Returning to Cavtat we join our hosts Andrusko and his wife Tatiana in the garden and swap travel tales over fresh squeezed orange juice and homemade almond apple cake. Afterwards we head next door to Posejdon Restaurant for a romantic dinner with the sea licking the shore just inches away from our table.

Leaving the restaurant we’re startled by a missile in furry trousers hurtling past our legs. The animal is a type of marten called a’ kuna’, which centuries ago had their highly valued pelts used for payments. Later when coins were minted Croatia’s currency was called ‘kuna’. This is a most unusual sighting as they’re now so scarce that even our host has never seen a live one in the 72 years he has lived here.

On a hike to the end of the peninsula we are suddenly paralyzed with awe witnessing the rare sighting of a waterspout tornado spiraling down from the storm-stained sky. The eerie sight looks like a giant grey squid doing ballet pirouettes with tentacles reaching for the sea. Luckily we have just enough time to capture the Kodak moment before the extraordinary enigma evaporates.

With my leg still too sore for chasing pavement today I opt for a swim. However, with perception and judgement not a particularly strong suit, I just strip down and dive into the sea without testing the water. Instantly I learn the Adriatic Sea is Polar Bear Club worthy, and after mere milliseconds I am hyperventilating with my testicles retracted far enough to become intimate with my tonsils!

With eyes flung wide I hurl myself out of the sea, and the frigidity of my stupidity leaves me gasping for oxygen like a spent salmon! Needing to defrost pronto, I accelerate my quivering extremities back to the villa with whatever dignity I can muster, hoping an alcoholic frolic may do the trick. It’s probably my age that tricks people into thinking I’m an adult.

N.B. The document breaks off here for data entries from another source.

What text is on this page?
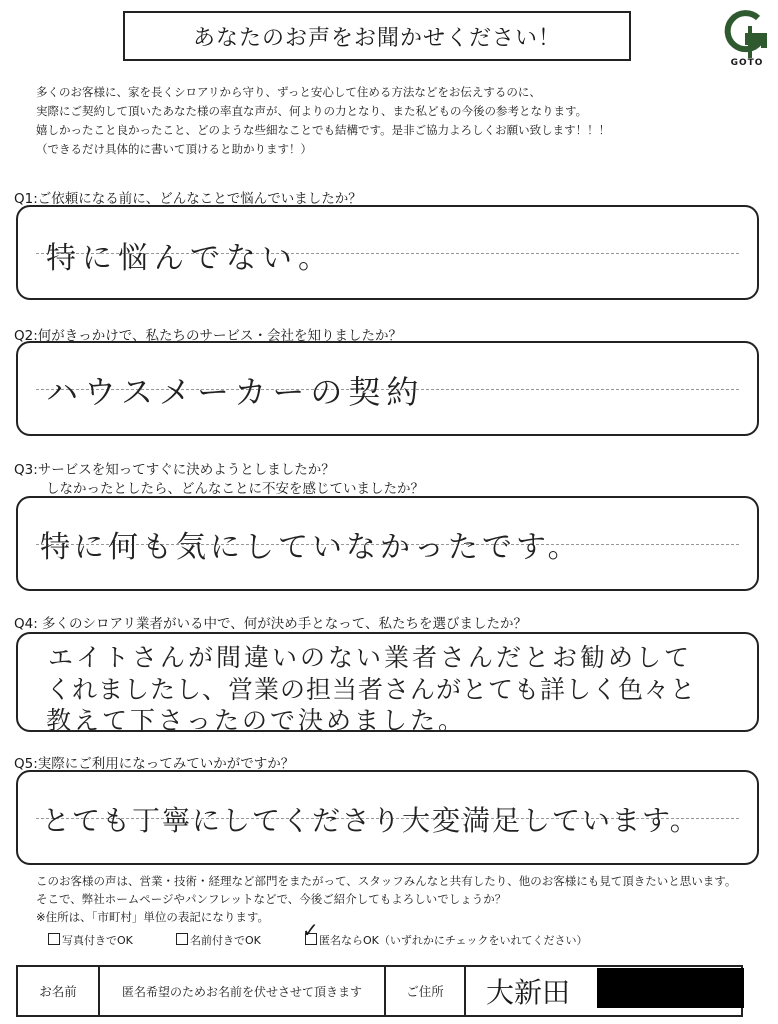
あなたのお声をお聞かせください！
GOTO
多くのお客様に、家を長くシロアリから守り、ずっと安心して住める方法などをお伝えするのに、
実際にご契約して頂いたあなた様の率直な声が、何よりの力となり、また私どもの今後の参考となります。
嬉しかったこと良かったこと、どのような些細なことでも結構です。是非ご協力よろしくお願い致します！！！
（できるだけ具体的に書いて頂けると助かります！）
Q1:ご依頼になる前に、どんなことで悩んでいましたか？
特に悩んでない。
Q2:何がきっかけで、私たちのサービス・会社を知りましたか？
ハウスメーカーの契約
Q3:サービスを知ってすぐに決めようとしましたか？
しなかったとしたら、どんなことに不安を感じていましたか？
特に何も気にしていなかったです。
Q4: 多くのシロアリ業者がいる中で、何が決め手となって、私たちを選びましたか？
エイトさんが間違いのない業者さんだとお勧めして
くれましたし、営業の担当者さんがとても詳しく色々と
教えて下さったので決めました。
Q5:実際にご利用になってみていかがですか？
とても丁寧にしてくださり大変満足しています。
このお客様の声は、営業・技術・経理など部門をまたがって、スタッフみんなと共有したり、他のお客様にも見て頂きたいと思います。
そこで、弊社ホームページやパンフレットなどで、今後ご紹介してもよろしいでしょうか？
※住所は、「市町村」単位の表記になります。
写真付きでOK	名前付きでOK	匿名ならOK（いずれかにチェックをいれてください）
✓
お名前	匿名希望のためお名前を伏せさせて頂きます	ご住所	大新田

Our last Croatian dinner at Posejden is indeed a memorable one. Seated at a table beneath a mammoth pine tree while savoring a meal of chicken breasts smothered in a sauce of gorgonzola, we suddenly find ourselves disbelieving what we see in the sea.

Only a few feet from our table, a large boulder lurking just inches under the water’s surface has a school of churning fish furiously attacking the algae attached to its top. The spectacle is riveting as the rambunctious fish seemingly stand on their heads as tails slap back and forth out of the water while feeding.

Christine and I enjoy a great chuckle as it appears the finny fellows are aware of our upcoming Cavtat departure and have come to wave goodbye!

So there you have it, Zagreb-Rovinj-Bale-Porec-Pula-Motovun-Zadar-Split-Trogir-Hvar-Korchula- Vraboska-Lumbarda-Vodnjan-Sej-Racisce-Dubrovnik-Orebic-Cavtat. Nope, not a stuck keyboard nor any type of spectacular vernacular, simply a list of towns visited during our wanders through a charming country called Croatia.

Did we enjoy ourselves – you bet your kuna!